Risk-Adjusted Performance

0 of 100

 
Weak
 
Strong
Very Weak
Over the last 90 days Exmar NV has generated negative risk-adjusted returns adding no value to investors with long positions. Even with relatively invariable primary indicators, Exmar NV is not utilizing all of its potentials. The latest stock price agitation, may contribute to short-term losses for the retail investors.
X Fab Silicon 

Risk-Adjusted Performance

0 of 100

 
Weak
 
Strong
Very Weak
Over the last 90 days X Fab Silicon has generated negative risk-adjusted returns adding no value to investors with long positions. Despite weak performance in the last few months, the Stock's basic indicators remain somewhat strong which may send shares a bit higher in December 2024. The current disturbance may also be a sign of long term up-swing for the company investors.

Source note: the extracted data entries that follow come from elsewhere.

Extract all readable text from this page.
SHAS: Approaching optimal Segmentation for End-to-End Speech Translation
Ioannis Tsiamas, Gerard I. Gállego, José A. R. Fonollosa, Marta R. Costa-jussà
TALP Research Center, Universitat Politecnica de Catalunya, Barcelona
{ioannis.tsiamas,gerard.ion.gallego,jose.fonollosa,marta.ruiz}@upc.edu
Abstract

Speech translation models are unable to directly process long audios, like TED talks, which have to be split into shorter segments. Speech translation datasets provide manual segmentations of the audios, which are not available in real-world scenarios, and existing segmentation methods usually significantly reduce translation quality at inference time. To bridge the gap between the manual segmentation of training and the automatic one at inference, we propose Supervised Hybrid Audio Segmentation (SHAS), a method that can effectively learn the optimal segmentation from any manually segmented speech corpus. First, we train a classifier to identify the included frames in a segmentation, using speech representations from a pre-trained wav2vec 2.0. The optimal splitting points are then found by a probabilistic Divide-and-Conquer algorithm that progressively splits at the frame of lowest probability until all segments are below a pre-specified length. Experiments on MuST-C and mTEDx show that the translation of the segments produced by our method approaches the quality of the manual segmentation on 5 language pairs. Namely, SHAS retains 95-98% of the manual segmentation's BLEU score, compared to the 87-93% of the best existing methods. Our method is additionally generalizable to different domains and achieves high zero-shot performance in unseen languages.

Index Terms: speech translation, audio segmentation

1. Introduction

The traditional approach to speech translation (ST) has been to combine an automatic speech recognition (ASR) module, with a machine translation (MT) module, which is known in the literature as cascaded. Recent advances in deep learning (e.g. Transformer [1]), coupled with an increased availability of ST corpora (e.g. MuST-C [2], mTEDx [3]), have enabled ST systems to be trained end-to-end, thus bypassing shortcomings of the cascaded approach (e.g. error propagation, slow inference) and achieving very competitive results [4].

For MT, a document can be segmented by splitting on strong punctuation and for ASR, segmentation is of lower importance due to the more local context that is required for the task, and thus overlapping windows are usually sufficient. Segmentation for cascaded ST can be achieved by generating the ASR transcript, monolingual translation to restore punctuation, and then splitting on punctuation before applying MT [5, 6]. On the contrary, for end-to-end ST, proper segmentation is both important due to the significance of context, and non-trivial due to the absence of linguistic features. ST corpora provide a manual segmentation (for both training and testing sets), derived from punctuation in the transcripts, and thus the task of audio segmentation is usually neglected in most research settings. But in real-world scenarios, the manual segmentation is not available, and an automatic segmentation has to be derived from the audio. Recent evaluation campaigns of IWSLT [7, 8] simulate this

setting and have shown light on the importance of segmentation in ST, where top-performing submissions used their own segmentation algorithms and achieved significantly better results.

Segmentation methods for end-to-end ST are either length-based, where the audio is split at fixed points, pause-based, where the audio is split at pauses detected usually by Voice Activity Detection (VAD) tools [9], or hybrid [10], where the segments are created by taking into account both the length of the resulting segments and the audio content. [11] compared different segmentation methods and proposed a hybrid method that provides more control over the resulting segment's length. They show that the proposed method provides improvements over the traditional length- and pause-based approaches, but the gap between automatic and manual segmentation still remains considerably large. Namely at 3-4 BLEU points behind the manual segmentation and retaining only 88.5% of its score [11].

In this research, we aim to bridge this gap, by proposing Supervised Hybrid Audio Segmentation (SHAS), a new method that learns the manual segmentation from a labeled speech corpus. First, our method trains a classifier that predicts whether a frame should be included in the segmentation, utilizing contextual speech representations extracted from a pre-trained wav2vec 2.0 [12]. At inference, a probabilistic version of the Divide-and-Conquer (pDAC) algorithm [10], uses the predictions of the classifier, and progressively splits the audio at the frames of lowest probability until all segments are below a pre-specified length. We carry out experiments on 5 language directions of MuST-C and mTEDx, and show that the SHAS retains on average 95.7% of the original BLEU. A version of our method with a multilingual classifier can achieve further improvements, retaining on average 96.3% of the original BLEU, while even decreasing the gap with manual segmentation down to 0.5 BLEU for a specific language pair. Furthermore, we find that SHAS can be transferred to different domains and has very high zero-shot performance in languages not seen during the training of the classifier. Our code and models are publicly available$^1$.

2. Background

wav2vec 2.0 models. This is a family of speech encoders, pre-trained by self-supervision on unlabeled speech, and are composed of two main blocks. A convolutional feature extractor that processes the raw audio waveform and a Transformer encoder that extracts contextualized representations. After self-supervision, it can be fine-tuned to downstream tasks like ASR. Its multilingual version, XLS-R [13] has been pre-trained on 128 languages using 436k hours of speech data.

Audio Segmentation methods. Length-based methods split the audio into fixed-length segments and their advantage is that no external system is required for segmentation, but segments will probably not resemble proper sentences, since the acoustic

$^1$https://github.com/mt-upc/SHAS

Exmar NV and X Fab Volatility Contrast

   Predicted Return Density   
       Returns  

Pair Trading with Exmar NV and X Fab

The main advantage of trading using opposite Exmar NV and X Fab positions is that it hedges away some unsystematic risk. Because of two separate transactions, even if Exmar NV position performs unexpectedly, X Fab can make up some of the losses. Pair trading also minimizes risk from directional movements in the market. For example, if an entire industry or sector drops because of unexpected headlines, the short position in X Fab will offset losses from the drop in X Fab's long position.
The idea behind Exmar NV and X Fab Silicon pairs trading is to make the combined position market-neutral, meaning the overall market's direction will not affect its win or loss (or potential downside or upside). This can be achieved by designing a pairs trade with two highly correlated stocks or equities that operate in a similar space or sector, making it possible to obtain profits through simple and relatively low-risk investment.
Check out your portfolio center.
Note that this page's information should be used as a complementary analysis to find the right mix of equity instruments to add to your existing portfolios or create a brand new portfolio. You can also try the Price Ceiling Movement module to calculate and plot Price Ceiling Movement for different equity instruments.

Other Complementary Tools

Price Exposure Probability
Analyze equity upside and downside potential for a given time horizon across multiple markets
Technical Analysis
Check basic technical indicators and analysis based on most latest market data
Investing Opportunities
Build portfolios using our predefined set of ideas and optimize them against your investing preferences
Watchlist Optimization
Optimize watchlists to build efficient portfolios or rebalance existing positions based on the mean-variance optimization algorithm
Stock Screener
Find equities using a custom stock filter or screen asymmetry in trading patterns, price, volume, or investment outlook.